There is no further information to be disclosed pursuant to Schedule 2(g) of the AIM Rules for Companies.
Appendix Two: Managing Director & CEO Agreement Summary
Mr Bowes's remuneration package as Managing Director and Chief Executive Officer is summarised as follows:
§ Remuneration: $300,000 per annum (inclusive of statutory superannuation)
§ Commencement Date: Immediate
§ Notice Period:
o The Company may terminate employment for any reason with 6 month's notice.
o The Company may terminate employment without notice in certain circumstances.
o Mr Bowes must provide 3 months' notice in the instance of resignation for any reason.

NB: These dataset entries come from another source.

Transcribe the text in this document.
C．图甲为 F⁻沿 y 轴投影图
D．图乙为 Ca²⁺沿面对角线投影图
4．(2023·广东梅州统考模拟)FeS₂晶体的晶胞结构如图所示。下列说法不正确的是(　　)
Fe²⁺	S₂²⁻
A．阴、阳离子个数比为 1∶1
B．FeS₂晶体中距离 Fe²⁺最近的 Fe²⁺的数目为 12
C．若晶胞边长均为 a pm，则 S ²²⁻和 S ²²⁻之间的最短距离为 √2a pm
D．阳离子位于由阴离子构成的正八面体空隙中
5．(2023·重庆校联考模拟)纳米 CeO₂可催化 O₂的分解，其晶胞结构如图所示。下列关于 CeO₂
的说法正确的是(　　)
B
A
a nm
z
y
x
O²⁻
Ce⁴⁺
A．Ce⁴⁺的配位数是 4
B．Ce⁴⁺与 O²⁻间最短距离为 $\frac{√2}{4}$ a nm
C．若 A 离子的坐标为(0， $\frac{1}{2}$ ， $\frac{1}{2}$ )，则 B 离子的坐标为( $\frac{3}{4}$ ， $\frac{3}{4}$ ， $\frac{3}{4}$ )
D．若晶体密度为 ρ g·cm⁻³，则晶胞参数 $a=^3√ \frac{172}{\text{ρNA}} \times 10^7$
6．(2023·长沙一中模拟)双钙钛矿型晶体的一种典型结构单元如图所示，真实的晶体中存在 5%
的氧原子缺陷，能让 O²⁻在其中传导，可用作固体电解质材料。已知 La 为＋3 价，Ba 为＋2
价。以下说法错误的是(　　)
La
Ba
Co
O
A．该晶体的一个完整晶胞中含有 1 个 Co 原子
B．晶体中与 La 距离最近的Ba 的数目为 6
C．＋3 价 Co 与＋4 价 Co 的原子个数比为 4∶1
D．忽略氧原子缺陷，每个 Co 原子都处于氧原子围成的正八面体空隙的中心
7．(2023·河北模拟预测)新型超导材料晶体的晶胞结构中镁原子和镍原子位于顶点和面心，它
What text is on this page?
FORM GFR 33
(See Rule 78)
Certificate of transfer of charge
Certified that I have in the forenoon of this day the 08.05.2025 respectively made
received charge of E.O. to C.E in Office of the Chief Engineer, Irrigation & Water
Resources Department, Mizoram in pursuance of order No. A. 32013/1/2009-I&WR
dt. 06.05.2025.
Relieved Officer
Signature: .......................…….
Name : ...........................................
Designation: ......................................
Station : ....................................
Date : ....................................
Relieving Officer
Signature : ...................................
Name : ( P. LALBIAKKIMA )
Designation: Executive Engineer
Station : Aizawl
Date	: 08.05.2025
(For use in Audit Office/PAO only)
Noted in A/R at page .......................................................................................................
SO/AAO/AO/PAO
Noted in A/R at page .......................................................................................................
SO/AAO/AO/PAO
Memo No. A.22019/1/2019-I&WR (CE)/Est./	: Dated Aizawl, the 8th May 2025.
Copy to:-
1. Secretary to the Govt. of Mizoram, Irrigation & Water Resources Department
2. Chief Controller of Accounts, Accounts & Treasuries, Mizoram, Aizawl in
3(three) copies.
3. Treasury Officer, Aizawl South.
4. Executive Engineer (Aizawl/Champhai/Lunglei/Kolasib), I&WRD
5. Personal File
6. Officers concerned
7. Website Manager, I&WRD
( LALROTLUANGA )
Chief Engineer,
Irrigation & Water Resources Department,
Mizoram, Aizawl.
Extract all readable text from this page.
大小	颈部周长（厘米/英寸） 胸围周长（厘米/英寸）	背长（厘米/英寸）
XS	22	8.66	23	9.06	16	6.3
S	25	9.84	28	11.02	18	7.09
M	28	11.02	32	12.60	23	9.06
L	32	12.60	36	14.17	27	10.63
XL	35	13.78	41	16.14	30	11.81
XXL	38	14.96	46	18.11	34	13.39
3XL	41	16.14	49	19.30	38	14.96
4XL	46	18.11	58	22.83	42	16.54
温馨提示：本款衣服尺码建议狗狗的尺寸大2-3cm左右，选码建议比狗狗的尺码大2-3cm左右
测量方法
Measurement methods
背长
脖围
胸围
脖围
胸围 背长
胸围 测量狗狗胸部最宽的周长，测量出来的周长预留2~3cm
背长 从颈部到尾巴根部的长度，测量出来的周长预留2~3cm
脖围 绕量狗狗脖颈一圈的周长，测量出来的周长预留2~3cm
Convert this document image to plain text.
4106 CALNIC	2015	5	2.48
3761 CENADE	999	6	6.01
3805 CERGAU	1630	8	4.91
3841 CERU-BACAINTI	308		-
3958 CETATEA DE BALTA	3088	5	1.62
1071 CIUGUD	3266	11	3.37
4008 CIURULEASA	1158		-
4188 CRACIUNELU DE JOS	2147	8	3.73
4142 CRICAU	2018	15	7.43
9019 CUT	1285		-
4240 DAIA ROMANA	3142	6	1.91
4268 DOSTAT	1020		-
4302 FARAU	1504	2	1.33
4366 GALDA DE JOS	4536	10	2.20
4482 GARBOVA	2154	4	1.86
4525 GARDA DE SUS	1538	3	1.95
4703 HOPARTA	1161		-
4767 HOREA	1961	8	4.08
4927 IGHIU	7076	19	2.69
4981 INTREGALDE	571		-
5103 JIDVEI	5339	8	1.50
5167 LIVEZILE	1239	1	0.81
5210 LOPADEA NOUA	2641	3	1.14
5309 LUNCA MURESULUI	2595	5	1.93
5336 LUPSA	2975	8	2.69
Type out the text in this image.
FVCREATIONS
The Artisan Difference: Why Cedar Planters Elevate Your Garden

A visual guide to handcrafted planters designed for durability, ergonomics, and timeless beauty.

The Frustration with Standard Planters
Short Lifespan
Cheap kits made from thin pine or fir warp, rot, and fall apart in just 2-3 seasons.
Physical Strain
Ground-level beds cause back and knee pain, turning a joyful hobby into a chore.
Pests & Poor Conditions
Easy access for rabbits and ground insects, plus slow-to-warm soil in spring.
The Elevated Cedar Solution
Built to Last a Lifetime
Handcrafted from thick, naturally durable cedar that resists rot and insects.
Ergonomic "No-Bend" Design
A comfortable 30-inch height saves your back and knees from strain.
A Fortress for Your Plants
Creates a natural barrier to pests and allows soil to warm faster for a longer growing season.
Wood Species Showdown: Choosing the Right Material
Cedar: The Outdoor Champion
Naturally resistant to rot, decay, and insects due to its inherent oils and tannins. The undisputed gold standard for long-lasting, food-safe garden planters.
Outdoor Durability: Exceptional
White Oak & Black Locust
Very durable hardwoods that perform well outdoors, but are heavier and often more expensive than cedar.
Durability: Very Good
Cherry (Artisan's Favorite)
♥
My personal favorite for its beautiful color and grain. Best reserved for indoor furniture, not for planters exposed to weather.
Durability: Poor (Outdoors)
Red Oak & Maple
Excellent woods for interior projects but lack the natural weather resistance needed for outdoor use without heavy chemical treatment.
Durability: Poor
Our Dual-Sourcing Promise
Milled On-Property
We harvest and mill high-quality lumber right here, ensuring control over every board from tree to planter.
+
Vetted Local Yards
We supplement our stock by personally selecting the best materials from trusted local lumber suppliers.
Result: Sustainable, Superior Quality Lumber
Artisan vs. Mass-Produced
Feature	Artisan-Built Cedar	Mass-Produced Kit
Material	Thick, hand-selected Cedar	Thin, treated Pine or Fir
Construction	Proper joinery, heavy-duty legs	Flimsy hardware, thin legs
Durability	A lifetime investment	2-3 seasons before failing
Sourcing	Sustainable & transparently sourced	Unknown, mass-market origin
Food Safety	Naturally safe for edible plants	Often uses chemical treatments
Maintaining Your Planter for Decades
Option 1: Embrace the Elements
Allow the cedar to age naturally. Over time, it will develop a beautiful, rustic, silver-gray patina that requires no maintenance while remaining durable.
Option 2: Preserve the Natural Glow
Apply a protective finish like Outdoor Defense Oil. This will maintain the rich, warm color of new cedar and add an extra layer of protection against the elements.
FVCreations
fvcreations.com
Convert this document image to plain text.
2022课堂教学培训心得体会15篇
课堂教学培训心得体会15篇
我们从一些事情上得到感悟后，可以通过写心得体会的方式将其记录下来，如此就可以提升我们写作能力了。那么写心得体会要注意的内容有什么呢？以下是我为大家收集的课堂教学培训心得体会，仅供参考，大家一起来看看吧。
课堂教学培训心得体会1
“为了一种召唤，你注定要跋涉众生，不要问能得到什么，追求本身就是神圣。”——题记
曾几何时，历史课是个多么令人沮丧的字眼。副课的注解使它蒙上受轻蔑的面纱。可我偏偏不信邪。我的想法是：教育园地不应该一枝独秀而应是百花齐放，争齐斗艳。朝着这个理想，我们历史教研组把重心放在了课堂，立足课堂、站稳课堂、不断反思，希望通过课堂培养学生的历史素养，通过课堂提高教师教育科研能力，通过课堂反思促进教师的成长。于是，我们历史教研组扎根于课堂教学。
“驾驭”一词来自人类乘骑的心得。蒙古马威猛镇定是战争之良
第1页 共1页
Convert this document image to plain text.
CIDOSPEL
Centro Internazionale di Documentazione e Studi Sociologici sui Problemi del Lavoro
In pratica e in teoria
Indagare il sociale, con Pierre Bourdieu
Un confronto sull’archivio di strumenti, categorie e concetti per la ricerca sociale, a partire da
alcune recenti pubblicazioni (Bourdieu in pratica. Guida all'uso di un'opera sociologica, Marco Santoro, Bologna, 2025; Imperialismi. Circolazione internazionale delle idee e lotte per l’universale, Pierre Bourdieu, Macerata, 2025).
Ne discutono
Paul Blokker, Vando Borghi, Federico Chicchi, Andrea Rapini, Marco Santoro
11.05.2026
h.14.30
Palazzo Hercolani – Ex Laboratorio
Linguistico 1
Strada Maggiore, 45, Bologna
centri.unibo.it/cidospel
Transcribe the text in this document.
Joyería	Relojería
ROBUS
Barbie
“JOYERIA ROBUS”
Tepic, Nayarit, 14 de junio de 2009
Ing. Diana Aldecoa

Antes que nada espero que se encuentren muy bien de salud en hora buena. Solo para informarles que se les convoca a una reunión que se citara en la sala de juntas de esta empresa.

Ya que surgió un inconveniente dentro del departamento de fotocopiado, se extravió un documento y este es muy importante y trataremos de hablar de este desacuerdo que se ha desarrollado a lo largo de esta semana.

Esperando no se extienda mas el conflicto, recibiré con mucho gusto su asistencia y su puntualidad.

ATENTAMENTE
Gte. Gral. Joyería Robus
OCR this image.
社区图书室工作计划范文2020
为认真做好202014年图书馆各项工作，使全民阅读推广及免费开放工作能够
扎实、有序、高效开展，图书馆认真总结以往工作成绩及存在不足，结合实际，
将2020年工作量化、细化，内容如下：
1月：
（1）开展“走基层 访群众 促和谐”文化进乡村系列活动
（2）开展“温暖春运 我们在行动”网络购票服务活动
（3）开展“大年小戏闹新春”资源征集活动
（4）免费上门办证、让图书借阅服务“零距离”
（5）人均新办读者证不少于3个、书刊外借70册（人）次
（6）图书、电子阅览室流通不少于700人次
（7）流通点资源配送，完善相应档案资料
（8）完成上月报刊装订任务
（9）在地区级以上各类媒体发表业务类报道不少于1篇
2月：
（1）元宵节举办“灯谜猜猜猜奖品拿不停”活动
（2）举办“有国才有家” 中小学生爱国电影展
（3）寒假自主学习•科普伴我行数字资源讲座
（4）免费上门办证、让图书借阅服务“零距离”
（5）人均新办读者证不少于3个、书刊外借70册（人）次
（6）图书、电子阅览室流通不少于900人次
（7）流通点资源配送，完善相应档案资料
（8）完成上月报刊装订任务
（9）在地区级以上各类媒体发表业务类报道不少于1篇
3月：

§ Change of control: 12 months
§ Retention Incentives
o 2,500,000 performance rights vesting on 12-month continuous service
o 2,500,000 performance rights vesting on 24-month continuous service
§ Short Term Incentives: The following STIs will be issued in accordance with the Company's Option Plan:
o 25% of annual fee in as zero priced options which vest based on corporate outcomes (company restructure, budget performance, etc)
o 25% of annual fee in as zero priced options which vest based on project outcomes (exploration success, study updates, etc)
o The STI hurdles are to be agreed with the Board within 3 months of the date of signing the Agreement.
o The number of zero priced options will be calculated on a 30-day VWAP of prevailing share price at the time of assessment, with a floor share price of $0.02 per share.
o Shares issued under the STIs have a 12-month vesting period.
§ Long Term Incentives: The following LTIs will be issued in accordance with the Company's Option Plan:
o 50% of annual fees in as zero priced options which vest based on the Company achieving certain share price performance hurdles (calculated at each respective share price hurdle below)
§ 1/3 on 30-day VWAP of $0.10 per share
§ 1/3 on 30-day VWAP of $0.15 per share
§ 1/3 on 30-day VWAP of $0.20 per share
o 50% of annual fees in as zero priced options which vest based on share company growth (resource growth, ore reserves, M&A or acquisitions) targets:
o The LTI hurdles are to be agreed with the Board within 3 months of the date of the signing of this Agreement.
o The number of zero priced options will be calculated on a 30-day VWAP of prevailing share price at the time of assessment, with a floor share price of $0.02 per share.
o Shares issued under the LTIs have a 36-month vesting period.